Sollte es einen Fall geben, bei dem ein Kind im Kreis – ausgenommen sind die Städte Ahlen, Beckum und Oelde, sie haben ein eigenes Jugendamt – keinen Kitaplatz erhält, ist der Kreis diejenige Behörde, gegen die sich eine Klage richtet. Nicht nur deswegen hat es für Landrat Dr. Olaf Gericke und Amtsleiterin Anke Frölich oberste Priorität, dass alle Kinder einen Platz bekommen. Das gilt auch für Ostbevern. Seit Januar 2020 – das geht unter anderem aus einer Sitzungsunterlage des Kreistages hervor – war dem Jugendamt klar, dass der Bau der neuen Kita „Biberbande“ nicht wie angekündigt bis zum 1. August vergangenen Jahres fertiggestellt werden konnte. Unter anderem deswegen hat der Kreistag beschlossen, eine sogenannte „Notfall-“ oder „Feuerwehr-Kita“ in Form eines Modulsystems für zwei Kita-Gruppen anzuschaffen. „Als erster Einsatzort dieser Übergangsgruppen kommt Ostbevern in Betracht“, heißt es in der Vorlage weiter.

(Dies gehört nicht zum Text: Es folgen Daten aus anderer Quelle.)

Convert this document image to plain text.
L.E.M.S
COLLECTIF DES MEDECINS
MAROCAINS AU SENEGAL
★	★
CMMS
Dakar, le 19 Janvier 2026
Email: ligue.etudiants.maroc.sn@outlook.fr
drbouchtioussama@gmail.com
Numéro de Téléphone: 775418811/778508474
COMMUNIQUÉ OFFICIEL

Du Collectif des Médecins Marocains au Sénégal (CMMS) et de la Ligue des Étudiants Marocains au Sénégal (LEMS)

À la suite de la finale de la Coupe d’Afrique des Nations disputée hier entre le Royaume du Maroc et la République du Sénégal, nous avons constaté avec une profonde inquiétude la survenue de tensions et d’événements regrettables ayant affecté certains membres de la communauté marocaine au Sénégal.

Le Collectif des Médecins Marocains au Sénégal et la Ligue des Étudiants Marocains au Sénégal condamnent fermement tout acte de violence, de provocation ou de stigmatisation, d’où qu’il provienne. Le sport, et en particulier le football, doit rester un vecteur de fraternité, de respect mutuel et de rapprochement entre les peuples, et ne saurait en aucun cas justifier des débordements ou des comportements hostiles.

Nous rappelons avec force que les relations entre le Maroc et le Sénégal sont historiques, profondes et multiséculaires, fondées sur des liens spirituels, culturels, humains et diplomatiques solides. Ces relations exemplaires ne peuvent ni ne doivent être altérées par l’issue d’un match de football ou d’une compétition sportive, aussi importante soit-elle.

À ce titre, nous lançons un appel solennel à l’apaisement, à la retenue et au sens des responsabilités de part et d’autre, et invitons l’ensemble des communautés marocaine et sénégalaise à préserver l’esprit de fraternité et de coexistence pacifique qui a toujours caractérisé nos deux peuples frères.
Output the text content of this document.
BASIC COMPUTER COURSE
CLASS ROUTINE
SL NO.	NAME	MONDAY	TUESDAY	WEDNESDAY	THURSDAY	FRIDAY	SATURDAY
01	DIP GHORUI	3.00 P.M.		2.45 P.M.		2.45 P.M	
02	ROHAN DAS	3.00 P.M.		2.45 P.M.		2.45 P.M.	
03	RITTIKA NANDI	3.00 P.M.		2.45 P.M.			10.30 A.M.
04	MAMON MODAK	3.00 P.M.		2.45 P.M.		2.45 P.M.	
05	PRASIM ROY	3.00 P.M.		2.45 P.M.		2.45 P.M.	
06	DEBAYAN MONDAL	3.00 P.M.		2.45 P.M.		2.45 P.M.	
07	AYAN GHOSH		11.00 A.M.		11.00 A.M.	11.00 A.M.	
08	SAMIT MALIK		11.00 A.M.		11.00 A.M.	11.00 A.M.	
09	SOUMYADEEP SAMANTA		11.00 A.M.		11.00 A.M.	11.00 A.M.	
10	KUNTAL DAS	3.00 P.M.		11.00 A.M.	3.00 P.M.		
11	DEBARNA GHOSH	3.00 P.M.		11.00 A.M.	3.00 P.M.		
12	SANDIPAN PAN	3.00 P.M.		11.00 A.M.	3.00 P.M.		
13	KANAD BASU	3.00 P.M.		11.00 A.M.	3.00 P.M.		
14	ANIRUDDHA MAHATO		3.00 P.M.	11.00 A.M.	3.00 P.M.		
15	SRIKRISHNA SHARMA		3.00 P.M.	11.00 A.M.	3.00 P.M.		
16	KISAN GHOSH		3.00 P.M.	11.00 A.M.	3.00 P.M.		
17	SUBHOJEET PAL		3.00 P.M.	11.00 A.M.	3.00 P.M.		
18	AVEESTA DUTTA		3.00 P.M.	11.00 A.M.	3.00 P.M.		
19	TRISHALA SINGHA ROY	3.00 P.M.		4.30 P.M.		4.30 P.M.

Vom damaligen Bürgermeister Wolfgang Annen wurde im vergangenen Sommer noch signalisiert, dass eine solche Kita nicht benötigt wird, weil man davon ausging, dass das Bauvorhaben rechtzeitig fertiggestellt werde. Das wurde vom Kreis jedoch anders gesehen, und man hielt an dem Plan, die Module in der Bevergemeinde aufzustellen, fest. Seitdem stehen die Gebäude in unmittelbarer Nachbarschaft des Neubaus. Und dort werden sie auch für das Kindergartenjahr 2021/22 zur Verfügung stehen und darüber hinaus durch ein baugleiches Gebäude für zwei weitere Gruppen ergänzt, so dass auch ab dem Sommer die entsprechende Anzahl an Kitaplätzen gewährleistet werden kann.